I didn't come here to read your ode to fascism, American-style; I came here to read Brendan's article on the death panel myth (though "lie" might be a more accurate word for it) and reactions to it.

I don't agree with Rob, either, but at least he stayed generally on-point.

Without looking at the merits of the Arizona bill...when did Joe Scarborough become a liberal? Or is that just a way to make a counter argument stronger (by labeling the position a "liberal" myth)?

I'm also at a loss to see how the News Busters article contradicted Scarborough's view. They reported that in NYC the police are able to stop and question hundreds of thousands of individuals a year (over half a million) without needing to show any cause. There is no accountability on the part of the police for wrongly stopping and questioning anyone. That was exactly Scarborough's point.

Jess, I think that political bias in selecting which myths to expose is on point. YMMV.

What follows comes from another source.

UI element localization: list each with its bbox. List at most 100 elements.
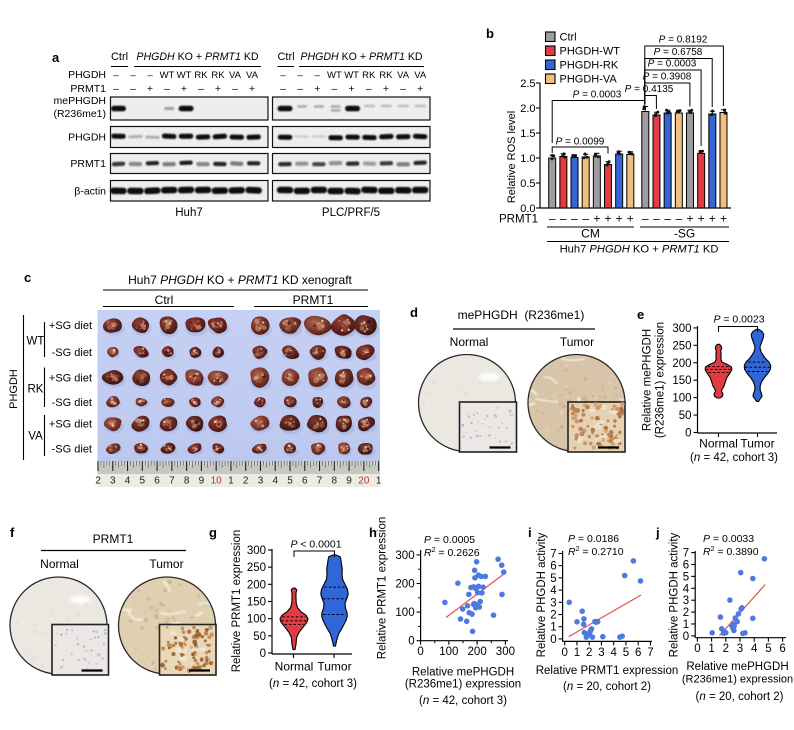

Your impression of the Arizona law is inaccurate. See link

The Arizona law specifically states that in any encounter with police, when a person produces a valid Arizona driver's license (or, for non-drivers, other forms of ID listed in the law), that person is immediately presumed to be in the United States legally.

A driver's license can only be demanded if one is in some sort of encounter with police in which police are acting lawfully That is also specified by the new law.

BTW since the 1940s, federal law has required non-citizens who are in the United States permanently to carry on their person, at all times, the official documents proving that they are here legally -- green card, work visa, etc. That has been the law for 70 years, and the new Arizona law does not change it.